To examine the integrity of six Medicaid databases for use in pharmacoepidemiology research.
We performed descriptive analyses to examine four categories of potential data errors: incomplete claims for certain time periods; absence of an accurate indicator of inpatient hospitalizations; missing hospitalizations for those aged 65 years and over; and diagnostic codes in demographic groups in which those conditions should be rare.

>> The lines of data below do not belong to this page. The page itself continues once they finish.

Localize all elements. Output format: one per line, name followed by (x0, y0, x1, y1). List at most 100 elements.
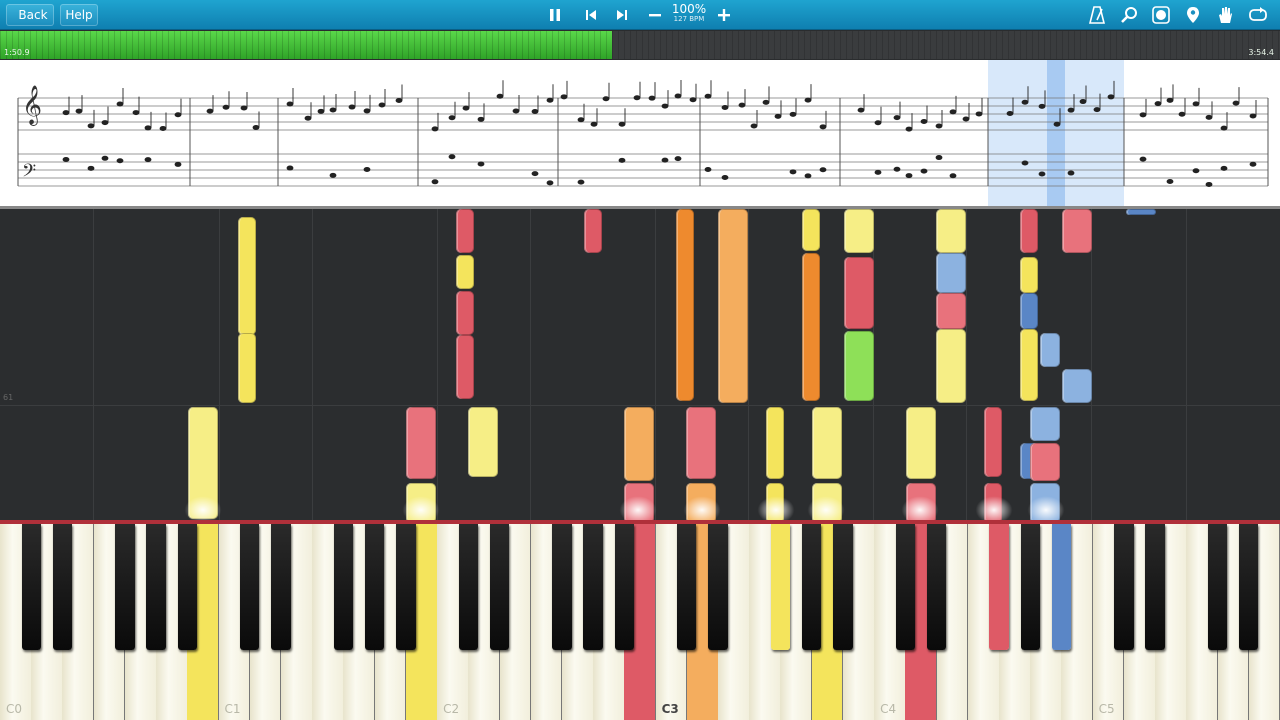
falling-note (844, 331, 874, 401)
back-button[interactable]: Back (6, 4, 54, 26)
black-key[interactable] (458, 524, 478, 650)
black-key[interactable] (364, 524, 385, 650)
falling-note (936, 253, 966, 293)
note-head (1205, 114, 1213, 120)
black-key[interactable] (21, 524, 41, 650)
note-head (75, 108, 83, 114)
black-key[interactable] (115, 524, 135, 650)
black-key[interactable] (1051, 524, 1072, 650)
falling-note (984, 407, 1002, 477)
marker-button[interactable] (1183, 0, 1203, 30)
note-head (252, 124, 260, 130)
note-head (618, 121, 626, 127)
hand-icon (1219, 7, 1232, 23)
faster-button[interactable] (714, 0, 734, 30)
note-head (935, 155, 943, 161)
falling-note (1062, 209, 1092, 253)
note-head (704, 167, 712, 173)
note-head (240, 105, 248, 111)
svg-text:𝄞: 𝄞 (22, 85, 42, 126)
plus-icon (718, 9, 730, 21)
falling-note (844, 257, 874, 329)
note-head (789, 169, 797, 175)
note-head (750, 123, 758, 129)
falling-note (766, 407, 784, 479)
piano-keyboard[interactable]: C0 C1 C2 C3 C4 C5 (0, 524, 1280, 720)
black-key[interactable] (333, 524, 354, 650)
black-key[interactable] (895, 524, 916, 650)
speed-percent: 100% (671, 2, 707, 16)
note-head (1192, 168, 1200, 174)
loop-button[interactable] (1247, 0, 1269, 30)
falling-note (468, 407, 498, 477)
note-head (893, 115, 901, 121)
note-head (431, 179, 439, 185)
song-progress-bar[interactable] (0, 31, 1280, 59)
black-key[interactable] (1114, 524, 1134, 650)
note-head (633, 95, 641, 101)
black-key[interactable] (833, 524, 853, 650)
black-key[interactable] (708, 524, 728, 650)
total-time: 3:54.4 (1248, 48, 1274, 57)
black-key[interactable] (989, 524, 1009, 650)
note-labels-button[interactable] (1151, 0, 1171, 30)
pause-button[interactable] (544, 0, 566, 30)
slower-button[interactable] (645, 0, 665, 30)
black-key[interactable] (271, 524, 291, 650)
note-head (874, 169, 882, 175)
note-head (395, 97, 403, 103)
black-key[interactable] (1239, 524, 1259, 650)
note-head (62, 156, 70, 162)
black-key[interactable] (770, 524, 791, 650)
note-head (905, 126, 913, 132)
falling-note (676, 209, 694, 401)
help-button[interactable]: Help (60, 4, 98, 26)
note-head (560, 94, 568, 100)
measure-line (0, 405, 1280, 406)
black-key[interactable] (677, 524, 697, 650)
note-head (363, 167, 371, 173)
falling-note (936, 293, 966, 329)
note-head (762, 99, 770, 105)
skip-back-button[interactable] (580, 0, 602, 30)
skip-forward-button[interactable] (611, 0, 633, 30)
black-key[interactable] (489, 524, 510, 650)
black-key[interactable] (802, 524, 822, 650)
note-head (1038, 171, 1046, 177)
falling-note (238, 217, 256, 335)
note-head (1021, 160, 1029, 166)
note-head (648, 95, 656, 101)
black-key[interactable] (146, 524, 166, 650)
metronome-button[interactable] (1087, 0, 1107, 30)
black-key[interactable] (926, 524, 947, 650)
note-head (531, 109, 539, 115)
falling-note (456, 209, 474, 253)
black-key[interactable] (52, 524, 73, 650)
note-head (144, 157, 152, 163)
note-head (1038, 103, 1046, 109)
zoom-button[interactable] (1119, 0, 1139, 30)
note-head (949, 173, 957, 179)
note-head (512, 108, 520, 114)
roll-grid-line (437, 209, 438, 520)
black-key[interactable] (552, 524, 572, 650)
octave-label: C1 (224, 702, 241, 716)
tempo-display: 100% 127 BPM (668, 3, 710, 24)
falling-note (1062, 369, 1092, 403)
black-key[interactable] (1207, 524, 1228, 650)
sheet-music-strip[interactable]: 𝄞 𝄢 (0, 60, 1280, 209)
zoom-icon (1121, 7, 1137, 23)
black-key[interactable] (1145, 524, 1165, 650)
skip-back-icon (586, 10, 596, 20)
black-key[interactable] (240, 524, 260, 650)
bpm-readout: 127 BPM (673, 15, 705, 23)
black-key[interactable] (1020, 524, 1040, 650)
note-head (363, 108, 371, 114)
black-key[interactable] (177, 524, 197, 650)
note-head (704, 93, 712, 99)
black-key[interactable] (614, 524, 635, 650)
hand-button[interactable] (1215, 0, 1235, 30)
black-key[interactable] (583, 524, 603, 650)
black-key[interactable] (396, 524, 416, 650)
falling-note (1030, 443, 1060, 481)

Prescription claims appeared to be missing intermittently in some states. No valid marker of inpatient hospitalizations could be found for three of six states. Hospitalizations appeared to be missing to varying degrees for those aged 65 years and over. Gross errors in diagnostic codes and demographic data did not appear to be widespread.
Whenever possible, investigators using administrative data should perform macro-level descriptive analyses on the parent data set. In particular, researchers should examine the number of medical and pharmacy claims over time, looking for gaps. Validity of markers of hospitalization should be assessed. The accuracy of diagnosis and demographic data should be examined. Such a descriptive macro-level approach should be used to supplement, and perhaps precede validation of study outcomes using clinical records.
检查六个医疗补助数据库在药物流行病学研究中的完整性。
我们进行了描述性分析,以检查四类潜在的数据错误:特定时间段内的索赔不完整;缺乏住院治疗的准确指标;65岁及以上人群的住院记录缺失;以及在某些疾病应罕见的人群组中的诊断编码。
在一些州,处方索赔似乎间歇性缺失。六个州中有三个州找不到有效的住院治疗标记。65岁及以上人群的住院记录似乎有不同程度的缺失。诊断编码和人口统计数据中的重大错误似乎并不普遍。
只要有可能,使用行政数据的研究人员应对母数据集进行宏观层面的描述性分析。特别是,研究人员应检查随时间推移的医疗和药房索赔数量,寻找差距。应评估住院治疗标记的有效性。应检查诊断和人口统计数据的准确性。这种描述性的宏观层面方法应用于补充,或许还应先于使用临床记录对研究结果进行验证。